Psoriasis has been estimated to affect up to 3% of the population. For the majority of patients, onset occurs before the age of 40, and up to one-third of cases begin in childhood. Related to these data about the epidemiology of psoriasis are unique questions about its treatment and other issues in the pediatric population.
According to Amy S. Paller, M.D., a need for more research aptly describes the current state of knowledge about multiple aspects of psoriasis in the pediatric population. However, there have been some recent positive developments, she says.
Dermatologists can look forward to the upcoming release of Joint American Academy of Dermatology-National Psoriasis Foundation (AAD-NPF) guidelines of care for the management of psoriasis in pediatric patients, which are expected to be published later in 2019.

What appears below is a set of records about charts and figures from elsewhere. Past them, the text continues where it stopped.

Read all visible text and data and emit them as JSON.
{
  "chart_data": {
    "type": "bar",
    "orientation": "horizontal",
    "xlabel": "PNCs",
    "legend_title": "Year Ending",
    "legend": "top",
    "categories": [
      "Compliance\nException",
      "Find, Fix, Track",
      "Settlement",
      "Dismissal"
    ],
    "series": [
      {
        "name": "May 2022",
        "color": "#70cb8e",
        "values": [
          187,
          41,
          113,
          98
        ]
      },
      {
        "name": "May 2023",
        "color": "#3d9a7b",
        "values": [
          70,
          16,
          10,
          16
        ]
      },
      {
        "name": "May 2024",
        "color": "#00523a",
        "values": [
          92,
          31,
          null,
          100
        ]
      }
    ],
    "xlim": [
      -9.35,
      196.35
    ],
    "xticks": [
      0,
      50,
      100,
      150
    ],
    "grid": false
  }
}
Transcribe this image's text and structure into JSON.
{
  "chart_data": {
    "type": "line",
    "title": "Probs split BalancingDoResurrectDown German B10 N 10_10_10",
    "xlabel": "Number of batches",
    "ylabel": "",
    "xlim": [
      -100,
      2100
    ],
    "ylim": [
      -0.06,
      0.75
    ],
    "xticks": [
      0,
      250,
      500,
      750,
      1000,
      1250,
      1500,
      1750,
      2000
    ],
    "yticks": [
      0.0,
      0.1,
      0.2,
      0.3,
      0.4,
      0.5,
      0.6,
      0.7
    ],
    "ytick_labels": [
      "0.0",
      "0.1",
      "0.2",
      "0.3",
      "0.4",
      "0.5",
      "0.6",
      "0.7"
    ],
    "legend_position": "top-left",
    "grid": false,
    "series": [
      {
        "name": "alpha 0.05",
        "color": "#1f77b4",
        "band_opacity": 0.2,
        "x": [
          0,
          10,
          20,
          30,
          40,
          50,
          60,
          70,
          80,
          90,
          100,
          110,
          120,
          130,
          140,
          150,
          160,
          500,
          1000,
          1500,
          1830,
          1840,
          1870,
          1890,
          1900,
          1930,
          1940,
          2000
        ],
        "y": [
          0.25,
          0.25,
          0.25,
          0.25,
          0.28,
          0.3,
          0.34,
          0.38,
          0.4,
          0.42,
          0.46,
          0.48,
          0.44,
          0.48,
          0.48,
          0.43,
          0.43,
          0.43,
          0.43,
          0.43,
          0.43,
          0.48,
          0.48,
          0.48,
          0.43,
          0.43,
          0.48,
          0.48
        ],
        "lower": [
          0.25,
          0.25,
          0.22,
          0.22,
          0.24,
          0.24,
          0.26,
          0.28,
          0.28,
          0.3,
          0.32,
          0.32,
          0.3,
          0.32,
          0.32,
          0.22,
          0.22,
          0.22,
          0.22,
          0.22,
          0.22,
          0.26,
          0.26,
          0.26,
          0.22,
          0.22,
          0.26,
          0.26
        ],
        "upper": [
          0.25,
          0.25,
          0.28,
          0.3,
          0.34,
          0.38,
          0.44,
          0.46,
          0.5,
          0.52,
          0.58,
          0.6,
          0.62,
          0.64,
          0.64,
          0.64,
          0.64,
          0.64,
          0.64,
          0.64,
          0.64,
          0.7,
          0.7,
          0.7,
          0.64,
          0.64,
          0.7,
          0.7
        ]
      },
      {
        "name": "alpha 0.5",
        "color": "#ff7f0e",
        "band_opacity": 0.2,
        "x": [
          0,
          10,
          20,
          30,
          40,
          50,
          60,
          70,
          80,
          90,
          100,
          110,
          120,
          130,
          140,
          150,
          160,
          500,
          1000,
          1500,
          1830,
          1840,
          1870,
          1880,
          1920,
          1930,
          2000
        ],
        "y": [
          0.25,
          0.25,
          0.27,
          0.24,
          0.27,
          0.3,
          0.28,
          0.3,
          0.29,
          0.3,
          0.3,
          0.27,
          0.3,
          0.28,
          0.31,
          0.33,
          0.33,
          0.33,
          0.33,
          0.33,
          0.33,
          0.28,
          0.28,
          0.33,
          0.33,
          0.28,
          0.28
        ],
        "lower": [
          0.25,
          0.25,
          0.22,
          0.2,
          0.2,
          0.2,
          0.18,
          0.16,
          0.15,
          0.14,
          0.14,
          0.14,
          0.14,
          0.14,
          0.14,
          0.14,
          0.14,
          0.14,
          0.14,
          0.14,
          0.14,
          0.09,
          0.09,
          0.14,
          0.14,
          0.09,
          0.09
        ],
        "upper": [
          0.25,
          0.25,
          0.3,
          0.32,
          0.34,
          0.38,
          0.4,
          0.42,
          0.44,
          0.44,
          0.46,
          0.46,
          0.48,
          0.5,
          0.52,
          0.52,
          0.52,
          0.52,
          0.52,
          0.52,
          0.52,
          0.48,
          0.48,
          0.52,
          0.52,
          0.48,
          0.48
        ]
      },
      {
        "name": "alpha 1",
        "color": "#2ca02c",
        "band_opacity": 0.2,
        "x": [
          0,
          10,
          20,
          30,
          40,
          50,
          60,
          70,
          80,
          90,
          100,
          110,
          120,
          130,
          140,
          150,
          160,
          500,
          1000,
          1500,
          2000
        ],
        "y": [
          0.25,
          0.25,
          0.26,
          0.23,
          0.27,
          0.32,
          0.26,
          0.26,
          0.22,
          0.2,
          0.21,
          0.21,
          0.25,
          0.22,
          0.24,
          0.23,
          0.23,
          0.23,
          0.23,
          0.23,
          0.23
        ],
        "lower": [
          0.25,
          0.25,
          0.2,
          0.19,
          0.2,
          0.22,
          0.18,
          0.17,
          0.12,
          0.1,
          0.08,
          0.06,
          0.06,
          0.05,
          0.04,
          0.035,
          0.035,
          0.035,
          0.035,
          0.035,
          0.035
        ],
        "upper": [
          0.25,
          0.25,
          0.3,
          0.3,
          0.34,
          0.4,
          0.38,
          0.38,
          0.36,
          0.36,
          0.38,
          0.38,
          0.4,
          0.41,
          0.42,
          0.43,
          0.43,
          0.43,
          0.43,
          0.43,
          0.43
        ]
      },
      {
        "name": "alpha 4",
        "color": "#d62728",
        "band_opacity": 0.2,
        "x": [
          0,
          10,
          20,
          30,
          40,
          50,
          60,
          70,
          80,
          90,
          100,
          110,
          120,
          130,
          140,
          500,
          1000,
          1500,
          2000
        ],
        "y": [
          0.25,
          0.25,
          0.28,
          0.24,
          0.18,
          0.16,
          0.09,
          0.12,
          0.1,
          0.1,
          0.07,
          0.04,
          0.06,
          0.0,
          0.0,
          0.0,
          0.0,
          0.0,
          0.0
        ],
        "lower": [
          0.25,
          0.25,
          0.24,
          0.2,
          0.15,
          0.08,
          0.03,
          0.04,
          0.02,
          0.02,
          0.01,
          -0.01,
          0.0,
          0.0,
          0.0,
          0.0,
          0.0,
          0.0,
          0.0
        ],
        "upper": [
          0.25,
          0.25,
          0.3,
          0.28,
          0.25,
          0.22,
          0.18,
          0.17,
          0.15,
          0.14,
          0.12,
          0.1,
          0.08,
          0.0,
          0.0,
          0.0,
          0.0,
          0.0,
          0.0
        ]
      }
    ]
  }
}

“It is exciting that we will be having a new set of management guidelines coming out in psoriasis and doubly exciting that for the first time we will have guidelines dedicated to the pediatric population,” says Dr. Paller, Walter J. Hamlin Professor and chair of dermatology, Northwestern University Feinberg School of Medicine, Chicago. “There are unique physiological and social considerations for pediatric patients with psoriasis relative to the adult population, and so it is important to have a separate set of guidelines for psoriasis management in children.”
Expert opinion based on the experience of the guideline working group members was important for developing the guideline’s treatment recommendations considering the limited evidence on treatment of pediatric plaque psoriasis.
“There is some mid-level evidence on the use of biologic agents for treating psoriasis in children, but high-quality trials providing information about the safety and efficacy of other treatments are more limited,” Dr. Paller says.
Only a few treatments have an FDA-approved indication for treatment of psoriasis in children. They include a topical combination corticosteroid-vitamin D3 analog (calcipotriene and betamethasone dipropionate 0.005%/0.064%, Taclonex, LEO Pharma), ustekinumab (Stelara, Janssen), and etanercept (Enbrel, Amgen), but the topical product and ustekinumab are only approved in adolescents aged 12 years and older.
The situation is changing slowly.
A recent phase 3 study compared methotrexate and adalimumab in pediatric patients and the results favored the biologic.1 It should be noted, however, that methotrexate was administered at a relatively dose (mean of ~0.15 mg/kg once weekly), Dr. Paller says.
Dr. Paller serves as consultants to and receive honoraria as speakers for companies that market products used for the treatment of psoriasis.
1. Papp K, Thaçi D, Marcoux D, et al. Efficacy and safety of adalimumab every other week versus methotrexate once weekly in children and adolescents with severe chronic plaque psoriasis: a randomised, double-blind, phase 3 trial. Lancet. 2017;390(10089):40-49.
2. Cordoro KM, Hitraya-Low M, Taravati K, et al. Skin-infiltrating, interleukin-22-producing T cells differentiate pediatric psoriasis from adult psoriasis. J Am Acad Dermatol. 2017;77(3):417-424.
3. Becker L, Tom WL, Eshagh K, Benjamin LT, Paller AS. Excess adiposity preceding pediatric psoriasis. JAMA Dermatol. 2014;150(5):573-574.